Cardiovascular diseases are a global health concern. This study uses a combined machine learning approach to predict heart diseases - it joins Random Forest in addition to Linear Regression. The heart\'s workings are complex, and this research works to improve prediction accuracy. It does not set up the model structure beforehand. The framework trains on old patient data - this data includes age, cholesterol, blood pressure along with how people live. The Random Forest handles complicated connections, and Linear Regression helps explain them. The study looks how many points must be included - it shows what influences heart disease outcomes. This tells effective knowledge for individual healthcare programs. This hybrid methodology, without reliance on a predetermined model, keeps belief for enhancing quick prediction strategies and contributing to more effective interventions in cardiovascular health.
Introduction
The project aims to develop a smart and reliable heart disease prediction system using a hybrid machine learning model that combines Linear Regression (LR) and Random Forest (RF) within a ModelTree ensemble. The goal is to achieve high prediction accuracy while ensuring model interpretability and clinical relevance.
2. Key Features
Model: A hybrid of Linear Regression + Random Forest, offering a balance of interpretability and robustness.
Framework: Built in Python using scikit-learn, with modules for data preprocessing, model training, evaluation, and prediction.
Data Handling: Involves missing value treatment (using SimpleImputer), feature scaling (StandardScaler), and feature selection for consistent input data.
Prediction Interface: Real-time client interface for user inputs like age, cholesterol, and BP, showing results as:
? “The person is healthy”
? “Has heart disease”
3. Methodology Overview
Data Split: 75% for training, 25% for testing.
Training: Uses LR to model linear relationships and RF for non-linear patterns.
Evaluation Metrics: Accuracy, Precision, Recall, F1-score, and AUC-ROC.
Model Saving: Trained models are serialized for future use using joblib or pickle.
4. Comparative Evaluation
Model
AUC
Distance to Ideal Point
Linear Regression (LR)
0.81
0.275
Random Forest (RF)
0.84
0.25
Hybrid (RF + LR)
0.78
0.34
Hybrid (LR + RF)
0.98
0.02
Best Performer: The Hybrid (LR + RF) model, with:
AUC of 0.98 (highest classification accuracy)
Minimum distance to the ideal point on the ROC curve (0.02)
Worst Performer: The Hybrid (RF + LR) with the lowest AUC (0.78) and highest distance (0.34).
5. Literature Review Highlights
Various ML models have been used for heart disease prediction:
Logistic Regression Bagging achieved ROC of 0.91.
Random Forest, Support Vector Machines, and Hybrid SVM-QPSO have shown high efficiency.
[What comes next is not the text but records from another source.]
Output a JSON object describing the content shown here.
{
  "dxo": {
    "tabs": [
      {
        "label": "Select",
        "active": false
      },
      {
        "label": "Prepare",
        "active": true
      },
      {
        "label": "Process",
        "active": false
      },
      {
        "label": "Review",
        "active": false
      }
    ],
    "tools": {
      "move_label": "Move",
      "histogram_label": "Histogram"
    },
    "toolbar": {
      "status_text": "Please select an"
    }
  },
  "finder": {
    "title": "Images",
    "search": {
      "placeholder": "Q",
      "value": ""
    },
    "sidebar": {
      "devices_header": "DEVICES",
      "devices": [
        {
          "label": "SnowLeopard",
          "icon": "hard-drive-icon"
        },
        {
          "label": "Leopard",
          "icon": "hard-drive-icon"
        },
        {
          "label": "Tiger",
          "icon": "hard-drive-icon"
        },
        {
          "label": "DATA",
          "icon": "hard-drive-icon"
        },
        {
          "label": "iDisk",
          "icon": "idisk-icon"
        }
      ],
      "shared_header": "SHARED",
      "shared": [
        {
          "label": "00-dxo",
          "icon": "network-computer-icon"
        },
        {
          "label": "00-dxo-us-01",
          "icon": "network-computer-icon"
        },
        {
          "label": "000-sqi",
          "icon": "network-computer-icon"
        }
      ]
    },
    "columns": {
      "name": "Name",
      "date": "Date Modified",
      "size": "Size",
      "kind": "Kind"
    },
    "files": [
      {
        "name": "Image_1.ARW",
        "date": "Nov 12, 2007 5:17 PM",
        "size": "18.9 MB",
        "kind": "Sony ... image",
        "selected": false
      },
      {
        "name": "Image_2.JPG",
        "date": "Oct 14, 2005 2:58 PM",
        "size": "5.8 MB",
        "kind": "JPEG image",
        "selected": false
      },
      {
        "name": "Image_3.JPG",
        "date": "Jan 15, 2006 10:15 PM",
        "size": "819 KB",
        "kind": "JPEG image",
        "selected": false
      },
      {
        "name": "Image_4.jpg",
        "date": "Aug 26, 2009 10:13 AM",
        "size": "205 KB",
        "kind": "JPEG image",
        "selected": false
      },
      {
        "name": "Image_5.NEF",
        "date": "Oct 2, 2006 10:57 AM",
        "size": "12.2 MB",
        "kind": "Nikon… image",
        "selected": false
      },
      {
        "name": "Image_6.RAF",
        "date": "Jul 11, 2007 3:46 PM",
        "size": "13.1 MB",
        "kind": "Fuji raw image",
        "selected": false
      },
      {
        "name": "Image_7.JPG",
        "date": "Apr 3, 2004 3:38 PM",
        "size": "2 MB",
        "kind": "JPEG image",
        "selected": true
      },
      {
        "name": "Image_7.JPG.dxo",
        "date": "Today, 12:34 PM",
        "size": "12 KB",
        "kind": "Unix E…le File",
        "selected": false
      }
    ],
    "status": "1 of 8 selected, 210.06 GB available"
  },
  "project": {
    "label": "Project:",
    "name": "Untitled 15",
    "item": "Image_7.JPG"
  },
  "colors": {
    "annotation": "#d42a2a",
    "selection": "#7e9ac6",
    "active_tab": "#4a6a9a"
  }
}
Recent studies also emphasize data preprocessing, feature selection, and cross-validation as crucial for improved performance.
Conclusion
Heart diseases is a major challenge, continuous factors and the presence of many risks whose interrelationship is nonlinear. The Random Forest suits well with this issue; the only problem being that it might end up with overfitting, whereas the linear regression might cause failure since it is too simple. So as provided in the text can be the amalgamation of various algorithms. Basic motive to its methodology is to exploit merging of algorithms to improve the rate of accuracy to prediction, give new information about the intricate connections in the heart diseases, and reduce the shortcomings of the individual models. To sum up, this joint method is really prospective for progress in medical technologies and thus improving the diagnosis and therapy of heart diseases will be a step further in fighting the multidimensional problems arising from cardiovascular illnesses.